2) Setup watch fields ahead of time.

Time: 1:03.0 (Goal 1:05)
Pace: 21 mph
Place: 130/455   Overall 14/37 Division
IF .88  (Goal .85 - .90)

Once in the transition area I ran to the rack, put my bike back on it, removed my helmet, slid my feet into my sneakers, and grabbed by visor, glasses, and bib. As I ran out of transition I put on those items.

Result:
T2: 0:51.3 (Goal 1:00)

As I exited transition I fell in behind Frosty. I knew that I would not keep up with him; I just wanted to stay as close as I could to him as long as I could. The run course was basically what I had run during my course practice, yet I had begun my run in the parking lot, not where transition was set up so by the time I got to two miles in I was in new territory. The ground was paved and the pavement was very rough. I could feel it through the bottoms of my shoes. The run also got hillier than expected. Nothing I could not handle, just more than expected. It was also getting warmer. My top was unzipped as far as it could go. I grabbed Gatorade and sponges at the aid stations. I took my salts. I ate my gel. I powered on.

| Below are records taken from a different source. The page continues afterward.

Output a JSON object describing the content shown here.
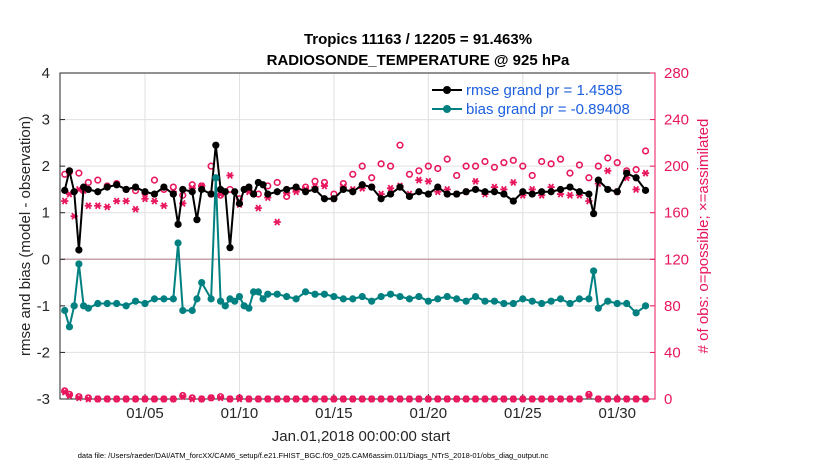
{
  "chart_data": {
    "type": "line",
    "title": "Tropics 11163 / 12205 = 91.463%",
    "subtitle": "RADIOSONDE_TEMPERATURE @ 925 hPa",
    "xlabel": "Jan.01,2018 00:00:00 start",
    "ylabel": "rmse and bias (model - observation)",
    "ylabel_right": "# of obs: o=possible; ×=assimilated",
    "xlim": [
      0.5,
      32.0
    ],
    "ylim": [
      -3,
      4
    ],
    "ylim_right": [
      0,
      280
    ],
    "x_ticks": [
      5,
      10,
      15,
      20,
      25,
      30
    ],
    "x_tick_labels": [
      "01/05",
      "01/10",
      "01/15",
      "01/20",
      "01/25",
      "01/30"
    ],
    "y_ticks": [
      -3,
      -2,
      -1,
      0,
      1,
      2,
      3,
      4
    ],
    "y_tick_labels": [
      "-3",
      "-2",
      "-1",
      "0",
      "1",
      "2",
      "3",
      "4"
    ],
    "y_ticks_right": [
      0,
      40,
      80,
      120,
      160,
      200,
      240,
      280
    ],
    "y_tick_labels_right": [
      "0",
      "40",
      "80",
      "120",
      "160",
      "200",
      "240",
      "280"
    ],
    "grid": true,
    "legend_position": "top-right",
    "legend": [
      "rmse grand pr = 1.4585",
      "bias grand pr = -0.89408"
    ],
    "series": [
      {
        "name": "rmse grand pr = 1.4585",
        "axis": "left",
        "color": "#000000",
        "x": [
          0.75,
          1.0,
          1.25,
          1.5,
          1.75,
          2.0,
          2.5,
          3.0,
          3.5,
          4.0,
          4.5,
          5.0,
          5.5,
          6.0,
          6.5,
          6.75,
          7.0,
          7.5,
          7.75,
          8.0,
          8.5,
          8.75,
          9.0,
          9.25,
          9.5,
          9.75,
          10.0,
          10.25,
          10.5,
          10.75,
          11.0,
          11.25,
          11.5,
          12.0,
          12.5,
          13.0,
          13.5,
          14.0,
          14.5,
          15.0,
          15.5,
          16.0,
          16.5,
          17.0,
          17.5,
          18.0,
          18.5,
          19.0,
          19.5,
          20.0,
          20.5,
          21.0,
          21.5,
          22.0,
          22.5,
          23.0,
          23.5,
          24.0,
          24.5,
          25.0,
          25.5,
          26.0,
          26.5,
          27.0,
          27.5,
          28.0,
          28.5,
          28.75,
          29.0,
          29.5,
          30.0,
          30.5,
          31.0,
          31.5
        ],
        "values": [
          1.48,
          1.9,
          1.45,
          0.2,
          1.55,
          1.5,
          1.45,
          1.55,
          1.6,
          1.5,
          1.55,
          1.45,
          1.4,
          1.55,
          1.4,
          0.75,
          1.5,
          1.45,
          0.85,
          1.5,
          1.4,
          2.45,
          1.5,
          1.45,
          0.25,
          1.45,
          1.2,
          1.5,
          1.55,
          1.4,
          1.65,
          1.6,
          1.4,
          1.45,
          1.5,
          1.55,
          1.45,
          1.5,
          1.3,
          1.3,
          1.5,
          1.45,
          1.6,
          1.55,
          1.3,
          1.4,
          1.55,
          1.35,
          1.45,
          1.4,
          1.55,
          1.4,
          1.4,
          1.45,
          1.5,
          1.45,
          1.45,
          1.4,
          1.25,
          1.45,
          1.4,
          1.45,
          1.45,
          1.5,
          1.55,
          1.45,
          1.4,
          0.98,
          1.7,
          1.5,
          1.45,
          1.85,
          1.75,
          1.48
        ]
      },
      {
        "name": "bias grand pr = -0.89408",
        "axis": "left",
        "color": "#008080",
        "x": [
          0.75,
          1.0,
          1.25,
          1.5,
          1.75,
          2.0,
          2.5,
          3.0,
          3.5,
          4.0,
          4.5,
          5.0,
          5.5,
          6.0,
          6.5,
          6.75,
          7.0,
          7.5,
          7.75,
          8.0,
          8.5,
          8.75,
          9.0,
          9.25,
          9.5,
          9.75,
          10.0,
          10.25,
          10.5,
          10.75,
          11.0,
          11.25,
          11.5,
          12.0,
          12.5,
          13.0,
          13.5,
          14.0,
          14.5,
          15.0,
          15.5,
          16.0,
          16.5,
          17.0,
          17.5,
          18.0,
          18.5,
          19.0,
          19.5,
          20.0,
          20.5,
          21.0,
          21.5,
          22.0,
          22.5,
          23.0,
          23.5,
          24.0,
          24.5,
          25.0,
          25.5,
          26.0,
          26.5,
          27.0,
          27.5,
          28.0,
          28.5,
          28.75,
          29.0,
          29.5,
          30.0,
          30.5,
          31.0,
          31.5
        ],
        "values": [
          -1.1,
          -1.45,
          -1.0,
          -0.1,
          -1.0,
          -1.05,
          -0.95,
          -0.95,
          -0.95,
          -1.0,
          -0.9,
          -0.95,
          -0.85,
          -0.85,
          -0.85,
          0.35,
          -1.1,
          -1.1,
          -0.85,
          -0.5,
          -0.85,
          1.75,
          -0.9,
          -1.0,
          -0.85,
          -0.9,
          -0.8,
          -1.0,
          -1.05,
          -0.7,
          -0.7,
          -0.85,
          -0.75,
          -0.75,
          -0.8,
          -0.85,
          -0.7,
          -0.75,
          -0.75,
          -0.8,
          -0.85,
          -0.85,
          -0.8,
          -0.9,
          -0.8,
          -0.75,
          -0.8,
          -0.85,
          -0.8,
          -0.9,
          -0.85,
          -0.8,
          -0.85,
          -0.9,
          -0.8,
          -0.9,
          -0.9,
          -0.95,
          -0.95,
          -0.85,
          -0.9,
          -0.95,
          -0.9,
          -0.85,
          -0.95,
          -0.85,
          -0.85,
          -0.25,
          -1.05,
          -0.9,
          -0.95,
          -0.95,
          -1.15,
          -1.0
        ]
      },
      {
        "name": "possible (o)",
        "axis": "right",
        "marker": "o",
        "color": "#e8175d",
        "x": [
          0.75,
          1.0,
          1.5,
          2.0,
          2.5,
          3.0,
          3.5,
          4.0,
          4.5,
          5.0,
          5.5,
          6.0,
          6.5,
          7.0,
          7.5,
          8.0,
          8.5,
          9.0,
          9.5,
          10.0,
          10.5,
          11.0,
          11.5,
          12.0,
          12.5,
          13.0,
          13.5,
          14.0,
          14.5,
          15.0,
          15.5,
          16.0,
          16.5,
          17.0,
          17.5,
          18.0,
          18.5,
          19.0,
          19.5,
          20.0,
          20.5,
          21.0,
          21.5,
          22.0,
          22.5,
          23.0,
          23.5,
          24.0,
          24.5,
          25.0,
          25.5,
          26.0,
          26.5,
          27.0,
          27.5,
          28.0,
          28.5,
          29.0,
          29.5,
          30.0,
          30.5,
          31.0,
          31.5
        ],
        "values": [
          193,
          195,
          194,
          186,
          188,
          183,
          185,
          180,
          179,
          177,
          188,
          180,
          182,
          175,
          184,
          183,
          200,
          175,
          180,
          172,
          180,
          176,
          183,
          186,
          174,
          180,
          182,
          187,
          186,
          176,
          185,
          193,
          200,
          190,
          202,
          200,
          218,
          193,
          196,
          200,
          198,
          206,
          192,
          200,
          200,
          204,
          199,
          203,
          205,
          200,
          192,
          204,
          202,
          206,
          194,
          201,
          190,
          200,
          207,
          203,
          196,
          197,
          213
        ]
      },
      {
        "name": "assimilated (×)",
        "axis": "right",
        "marker": "x",
        "color": "#e8175d",
        "x": [
          0.75,
          1.0,
          1.25,
          1.5,
          1.75,
          2.0,
          2.5,
          3.0,
          3.5,
          4.0,
          4.5,
          5.0,
          5.5,
          6.0,
          6.5,
          7.0,
          7.5,
          8.0,
          8.5,
          9.0,
          9.5,
          10.0,
          10.5,
          11.0,
          11.5,
          12.0,
          12.5,
          13.0,
          13.5,
          14.0,
          14.5,
          15.0,
          15.5,
          16.0,
          16.5,
          17.0,
          17.5,
          18.0,
          18.5,
          19.0,
          19.5,
          20.0,
          20.5,
          21.0,
          21.5,
          22.0,
          22.5,
          23.0,
          23.5,
          24.0,
          24.5,
          25.0,
          25.5,
          26.0,
          26.5,
          27.0,
          27.5,
          28.0,
          28.5,
          29.0,
          29.5,
          30.0,
          30.5,
          31.0,
          31.5
        ],
        "values": [
          170,
          176,
          157,
          180,
          179,
          166,
          166,
          165,
          170,
          170,
          163,
          172,
          170,
          166,
          178,
          168,
          181,
          183,
          176,
          176,
          192,
          167,
          178,
          164,
          173,
          152,
          177,
          178,
          180,
          182,
          183,
          172,
          182,
          180,
          181,
          182,
          176,
          181,
          183,
          176,
          188,
          187,
          178,
          180,
          176,
          178,
          187,
          176,
          182,
          180,
          186,
          175,
          180,
          175,
          182,
          176,
          175,
          175,
          170,
          185,
          196,
          178,
          190,
          180,
          194
        ]
      },
      {
        "name": "possible (low)",
        "axis": "right",
        "marker": "o",
        "color": "#e8175d",
        "x": [
          0.75,
          1.0,
          1.5,
          2.0,
          2.5,
          3.0,
          3.5,
          4.0,
          4.5,
          5.0,
          5.5,
          6.0,
          6.5,
          7.0,
          7.5,
          8.0,
          8.5,
          9.0,
          9.5,
          10.0,
          10.5,
          11.0,
          11.5,
          12.0,
          12.5,
          13.0,
          13.5,
          14.0,
          14.5,
          15.0,
          15.5,
          16.0,
          16.5,
          17.0,
          17.5,
          18.0,
          18.5,
          19.0,
          19.5,
          20.0,
          20.5,
          21.0,
          21.5,
          22.0,
          22.5,
          23.0,
          23.5,
          24.0,
          24.5,
          25.0,
          25.5,
          26.0,
          26.5,
          27.0,
          27.5,
          28.0,
          28.5,
          29.0,
          29.5,
          30.0,
          30.5,
          31.0,
          31.5
        ],
        "values": [
          7,
          4,
          2,
          1,
          0,
          0,
          0,
          0,
          0,
          0,
          0,
          0,
          0,
          3,
          1,
          0,
          1,
          2,
          0,
          1,
          0,
          0,
          0,
          0,
          0,
          0,
          0,
          0,
          0,
          0,
          0,
          0,
          0,
          0,
          0,
          0,
          0,
          0,
          0,
          0,
          0,
          0,
          0,
          0,
          0,
          0,
          0,
          0,
          0,
          0,
          0,
          0,
          0,
          0,
          0,
          0,
          4,
          0,
          0,
          0,
          0,
          0,
          0
        ]
      },
      {
        "name": "assimilated (low)",
        "axis": "right",
        "marker": "x",
        "color": "#e8175d",
        "x": [
          0.75,
          1.0,
          1.5,
          2.0,
          2.5,
          3.0,
          3.5,
          4.0,
          4.5,
          5.0,
          5.5,
          6.0,
          6.5,
          7.0,
          7.5,
          8.0,
          8.5,
          9.0,
          9.5,
          10.0,
          10.5,
          11.0,
          11.5,
          12.0,
          12.5,
          13.0,
          13.5,
          14.0,
          14.5,
          15.0,
          15.5,
          16.0,
          16.5,
          17.0,
          17.5,
          18.0,
          18.5,
          19.0,
          19.5,
          20.0,
          20.5,
          21.0,
          21.5,
          22.0,
          22.5,
          23.0,
          23.5,
          24.0,
          24.5,
          25.0,
          25.5,
          26.0,
          26.5,
          27.0,
          27.5,
          28.0,
          28.5,
          29.0,
          29.5,
          30.0,
          30.5,
          31.0,
          31.5
        ],
        "values": [
          6,
          3,
          1,
          0,
          0,
          0,
          0,
          0,
          0,
          0,
          0,
          0,
          0,
          2,
          0,
          0,
          1,
          1,
          0,
          0,
          0,
          0,
          0,
          0,
          0,
          0,
          0,
          0,
          0,
          0,
          0,
          0,
          0,
          0,
          0,
          0,
          0,
          0,
          0,
          0,
          0,
          0,
          0,
          0,
          0,
          0,
          0,
          0,
          0,
          0,
          0,
          0,
          0,
          0,
          0,
          0,
          3,
          0,
          0,
          0,
          0,
          0,
          0
        ]
      }
    ]
  },
  "footer": {
    "data_file": "data file: /Users/raeder/DAI/ATM_forcXX/CAM6_setup/f.e21.FHIST_BGC.f09_025.CAM6assim.011/Diags_NTrS_2018-01/obs_diag_output.nc"
  },
  "colors": {
    "rmse": "#000000",
    "bias": "#008080",
    "obs_count": "#e8175d",
    "legend_text": "#1b5fe0"
  }
}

The nice thing about an out and back course is the ability to see friends, teammates and to shout out words of encouragement to each other. Jim Piper, coming off an epic day at IM CDA where it was 108 degrees, was on the course cheering us on and taking pictures. Everyone was working hard. I ran on. I looked at my watch and could tell that I was a little slower than I had wanted to be, though not by much. I did some quick math and knew that I would soon be approaching the finish. I saw the arch ahead. I rounded the corner, gave it all I had, and crossed the finish. My first Olympic distance race had been completed.



Result:
Time: 0:50:26 (Goal 0:50:00)
Pace: 8:09 /Mile
Place: 183/455   Overall 18/37 Division

Time: 2:27:30.6 (Goal 2:30:00)
Division (Men 45-49): 15/37
Overall: 173/455

Overall I am happy with my first Olympic distance race. I was not certain what to expect at that intensity, and my guesses were fairly close to what actually occurred. The great thing about the race was being able to hang out with so many teammates. We got to watch Lucas and Stacy collect their awards for winning the entire race. I got to see some teammates (Who will go un-named) enter a dance contest to win a wetsuit. Pulling off the worm and a handspring in the process. It was a good day, and I am looking forward to my next one, in mid-August at the Cranberry Tri-fest. By then I will be well into my build for Ironman Maryland so I should be able to improve upon this initial performance.